As Jim Geraghty wrote yesterday, get ready for the 1918 trench warfare of impeachment, where there’s lots of noise and damage but the lines barely move. The transcript of the call between Donald Trump and Volodymyr Zelensky turned out to be mostly a letdown for the media and Democrats, but the whistleblower complaint will take more time to unwind. In the meantime, shots will continue to volley across no-man’s-land, such as Trump’s call for Adam Schiff to resign:
https://twitter.com/realDonaldTrump/status/1177548941644238851
Er … Schiff’s performance yesterday at the House Intelligence Committee hearing was embarrassing enough, but it’s pretty clear that Schiff wasn’t claiming to have read the “exact transcribed version” of the call. In fact, that was Schiff’s problem — he couldn’t sell impeachment based on the transcript, which Democrats and the media had promised would contain explicit quid pro quos and demands for cooperation. Instead, Schiff had to claim that he could deduce Mafioso emanations from penumbras between the lines, while the media used ellipses to completely distort the meaning of the text.

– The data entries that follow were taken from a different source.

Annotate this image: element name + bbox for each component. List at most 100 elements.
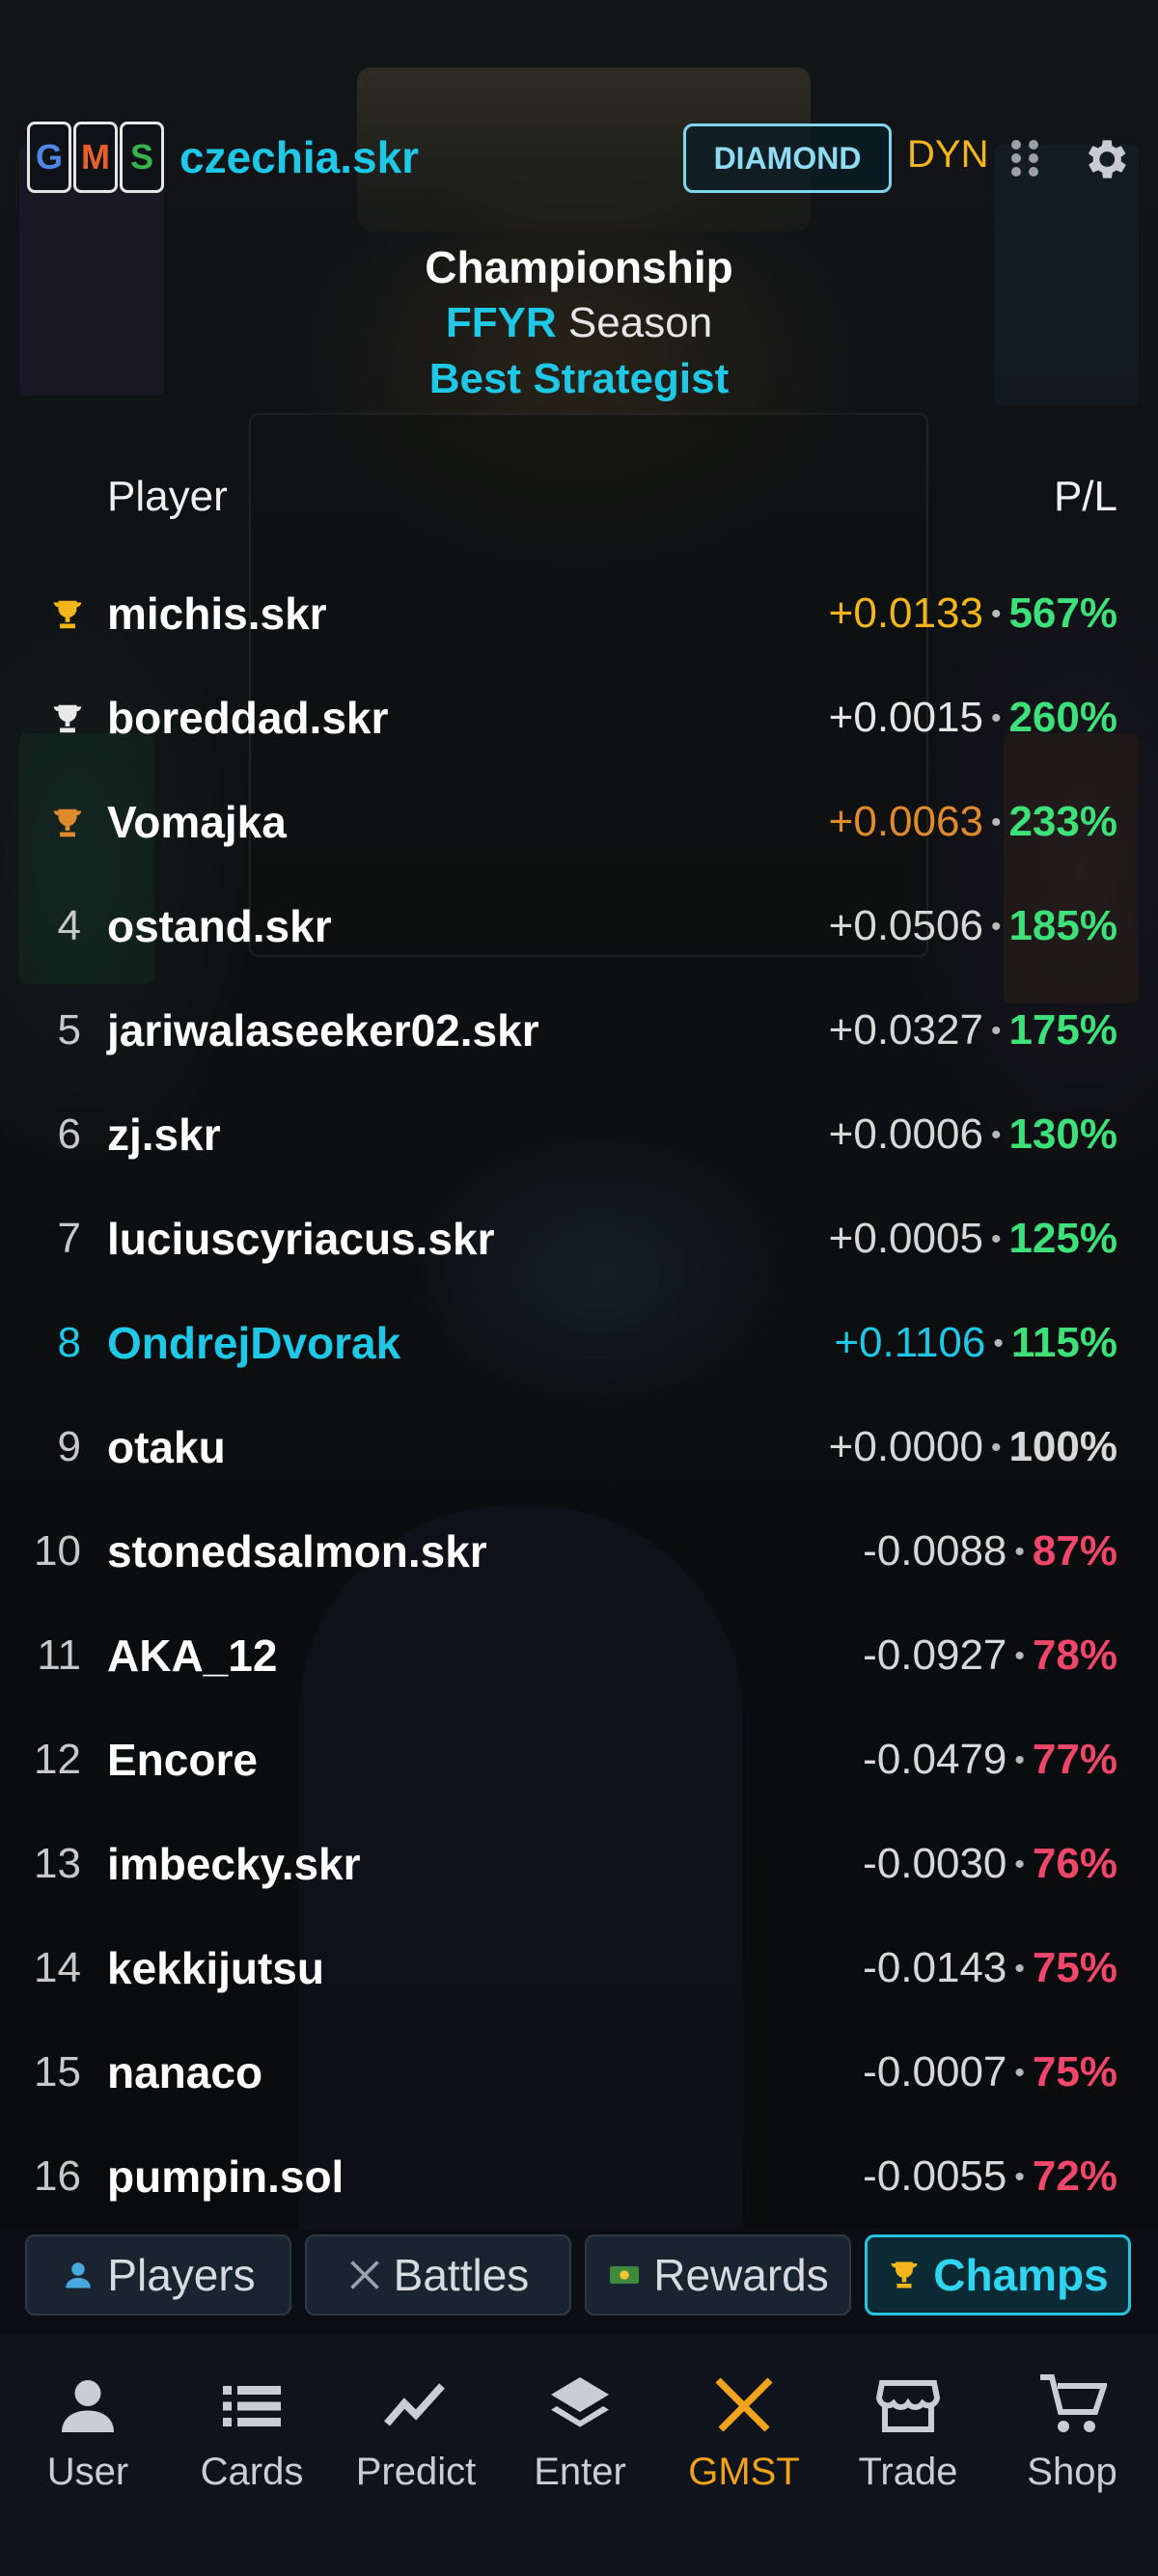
leaderboard-row[interactable]: 5 jariwalaseeker02.skr +0.0327 • 175% [0, 982, 1158, 1079]
column-header-player: Player [107, 473, 228, 520]
tab-champs[interactable]: Champs [865, 2234, 1131, 2316]
leaderboard-row[interactable]: 15 nanaco -0.0007 • 75% [0, 2024, 1158, 2121]
player-name[interactable]: boreddad.skr [107, 670, 388, 766]
pl-delta: +0.0506 [828, 902, 983, 949]
pl-percent: 75% [1032, 1944, 1117, 1991]
leaderboard-row[interactable]: Vomajka +0.0063 • 233% [0, 774, 1158, 870]
crossed-swords-icon [715, 2377, 773, 2432]
player-stats: +0.0327 • 175% [829, 982, 1117, 1083]
player-stats: -0.0927 • 78% [863, 1607, 1117, 1709]
tab-label: Players [107, 2250, 256, 2300]
player-name[interactable]: stonedsalmon.skr [107, 1503, 487, 1600]
mode-label[interactable]: DYN [907, 133, 988, 177]
player-stats: -0.0007 • 75% [863, 2024, 1117, 2125]
tier-badge[interactable]: DIAMOND [683, 123, 892, 193]
gear-icon[interactable] [1079, 133, 1131, 185]
pl-delta: -0.0927 [863, 1631, 1007, 1679]
leaderboard-row[interactable]: 12 Encore -0.0479 • 77% [0, 1712, 1158, 1808]
player-stats: +0.1106 • 115% [834, 1295, 1117, 1396]
trophy-icon [891, 2261, 918, 2288]
nav-label: GMST [688, 2451, 800, 2493]
nav-enter[interactable]: Enter [498, 2350, 662, 2514]
crossed-swords-icon [349, 2261, 379, 2289]
leaderboard-row[interactable]: 4 ostand.skr +0.0506 • 185% [0, 878, 1158, 974]
player-name[interactable]: Vomajka [107, 774, 287, 870]
pl-percent: 78% [1032, 1631, 1117, 1679]
separator-dot: • [1014, 1536, 1025, 1568]
pl-delta: -0.0007 [863, 2048, 1007, 2096]
player-name[interactable]: jariwalaseeker02.skr [107, 982, 539, 1079]
leaderboard-row[interactable]: 13 imbecky.skr -0.0030 • 76% [0, 1816, 1158, 1912]
rank-number: 5 [57, 1006, 81, 1054]
player-name[interactable]: ostand.skr [107, 878, 332, 974]
rank-number: 6 [57, 1110, 81, 1158]
leaderboard-row[interactable]: 10 stonedsalmon.skr -0.0088 • 87% [0, 1503, 1158, 1600]
player-name[interactable]: AKA_12 [107, 1607, 277, 1704]
separator-dot: • [990, 911, 1002, 943]
pl-delta: +0.0005 [828, 1215, 983, 1262]
season-label: Season [556, 299, 713, 346]
page-title-block: Championship FFYR Season Best Strategist [0, 239, 1158, 407]
nav-predict[interactable]: Predict [334, 2350, 498, 2514]
player-name[interactable]: michis.skr [107, 565, 327, 662]
grid-dots-icon[interactable] [1007, 137, 1042, 179]
separator-dot: • [990, 807, 1002, 838]
pl-percent: 185% [1008, 902, 1117, 949]
separator-dot: • [990, 702, 1002, 734]
nav-shop[interactable]: Shop [990, 2350, 1154, 2514]
username[interactable]: czechia.skr [179, 131, 419, 183]
separator-dot: • [1014, 1744, 1025, 1776]
leaderboard-row[interactable]: 7 luciuscyriacus.skr +0.0005 • 125% [0, 1191, 1158, 1287]
player-name[interactable]: zj.skr [107, 1086, 221, 1183]
leaderboard-row[interactable]: boreddad.skr +0.0015 • 260% [0, 670, 1158, 766]
nav-gmst[interactable]: GMST [662, 2350, 826, 2514]
rank-number: 16 [34, 2152, 81, 2200]
player-name[interactable]: kekkijutsu [107, 1920, 324, 2016]
trophy-icon [53, 600, 82, 629]
leaderboard-row[interactable]: 8 OndrejDvorak +0.1106 • 115% [0, 1295, 1158, 1391]
player-stats: +0.0000 • 100% [829, 1399, 1117, 1500]
nav-label: Trade [858, 2451, 958, 2493]
nav-trade[interactable]: Trade [826, 2350, 990, 2514]
tab-players[interactable]: Players [25, 2234, 291, 2316]
pl-percent: 125% [1008, 1215, 1117, 1262]
banknote-icon [610, 2266, 640, 2284]
rank-number: 8 [57, 1319, 81, 1366]
tab-rewards[interactable]: Rewards [585, 2234, 851, 2316]
tab-label: Battles [393, 2250, 530, 2300]
player-stats: +0.0063 • 233% [829, 774, 1117, 875]
leaderboard-row[interactable]: 14 kekkijutsu -0.0143 • 75% [0, 1920, 1158, 2016]
storefront-icon [875, 2380, 941, 2432]
pl-delta: +0.0063 [828, 798, 983, 845]
leaderboard-row[interactable]: 11 AKA_12 -0.0927 • 78% [0, 1607, 1158, 1704]
top-bar: G M S czechia.skr DIAMOND DYN [0, 122, 1158, 195]
player-name[interactable]: luciuscyriacus.skr [107, 1191, 494, 1287]
pl-percent: 100% [1008, 1423, 1117, 1470]
nav-cards[interactable]: Cards [170, 2350, 334, 2514]
player-stats: +0.0506 • 185% [829, 878, 1117, 979]
player-name[interactable]: imbecky.skr [107, 1816, 361, 1912]
logo-tile-s: S [120, 122, 164, 193]
player-name[interactable]: OndrejDvorak [107, 1295, 400, 1391]
tab-battles[interactable]: Battles [305, 2234, 571, 2316]
player-stats: -0.0030 • 76% [863, 1816, 1117, 1917]
pl-percent: 87% [1032, 1527, 1117, 1575]
leaderboard-row[interactable]: 16 pumpin.sol -0.0055 • 72% [0, 2128, 1158, 2225]
trophy-icon [53, 808, 82, 837]
leaderboard-row[interactable]: 6 zj.skr +0.0006 • 130% [0, 1086, 1158, 1183]
nav-user[interactable]: User [6, 2350, 170, 2514]
pl-delta: -0.0055 [863, 2152, 1007, 2200]
leaderboard-row[interactable]: michis.skr +0.0133 • 567% [0, 565, 1158, 662]
nav-label: Predict [355, 2451, 477, 2493]
player-name[interactable]: otaku [107, 1399, 226, 1495]
player-name[interactable]: nanaco [107, 2024, 262, 2121]
player-stats: +0.0006 • 130% [829, 1086, 1117, 1188]
trophy-icon [53, 704, 82, 733]
player-stats: -0.0479 • 77% [863, 1712, 1117, 1813]
leaderboard-row[interactable]: 9 otaku +0.0000 • 100% [0, 1399, 1158, 1495]
pl-delta: -0.0143 [863, 1944, 1007, 1991]
player-name[interactable]: pumpin.sol [107, 2128, 344, 2225]
pl-delta: +0.1106 [834, 1319, 986, 1366]
separator-dot: • [1014, 1640, 1025, 1672]
player-name[interactable]: Encore [107, 1712, 258, 1808]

But having Trump call on Schiff to resign over that grandstanding and mockery is somewhat akin to Don King telling people to pipe down and act maturely. In the first place, it’s not going to happen, which makes this kind of demand look silly and impotent. It’ll charge up Trump supporters for a day or so, who will also demand that Schiff resign, all of which will have all the impact of a letter to the editor. It’s a meaningless artillery bombardment across an unimportant stretch of land — call it Schiffville — that no one really wants. It won’t move the lines an iota.
But is there a shortcut to victory in this trench warfare? Trump wondered that aloud yesterday in a quick press avail:
Trump says there should be a way of stopping impeachment inquiry, perhaps through courts. More here: https://t.co/1rNu8izTto pic.twitter.com/C2bPDv6RRq
— Reuters (@Reuters) September 27, 2019
“What … Democrats are doing to this country is a disgrace and it shouldn’t be allowed. There should be a way of stopping it, maybe legally through the courts,” Trump said upon returning from a trip to New York where he attended the U.N General Assembly.
It’s not the first time Trump has suggested that he’d go to court to stop an impeachment. In April, just after the Mueller report had been released, Trump went on Twitter to threaten to sue the House if they began impeachment proceedings:
https://twitter.com/realDonaldTrump/status/1121023509029892096
Would that work? Naaah. At the time, I reviewed the relevant precedents, so feel free to check the above link. Basically, however, impeachment is a political process with the House’s full authority over it enshrined in the Constitution. There is no role for the judiciary on impeachment itself, although certainly they will resolve disputes over demands for evidence and testimony, as they do now.
Unfortunately, there are no easy solutions to trench warfare, either literal or figurative in a political sense. One side generally has to fatigue first, or somehow acquire enough strength to overwhelm the other in a frontal attack. Before that happens, though, expect a lot more rhetorical bombardments with little effect.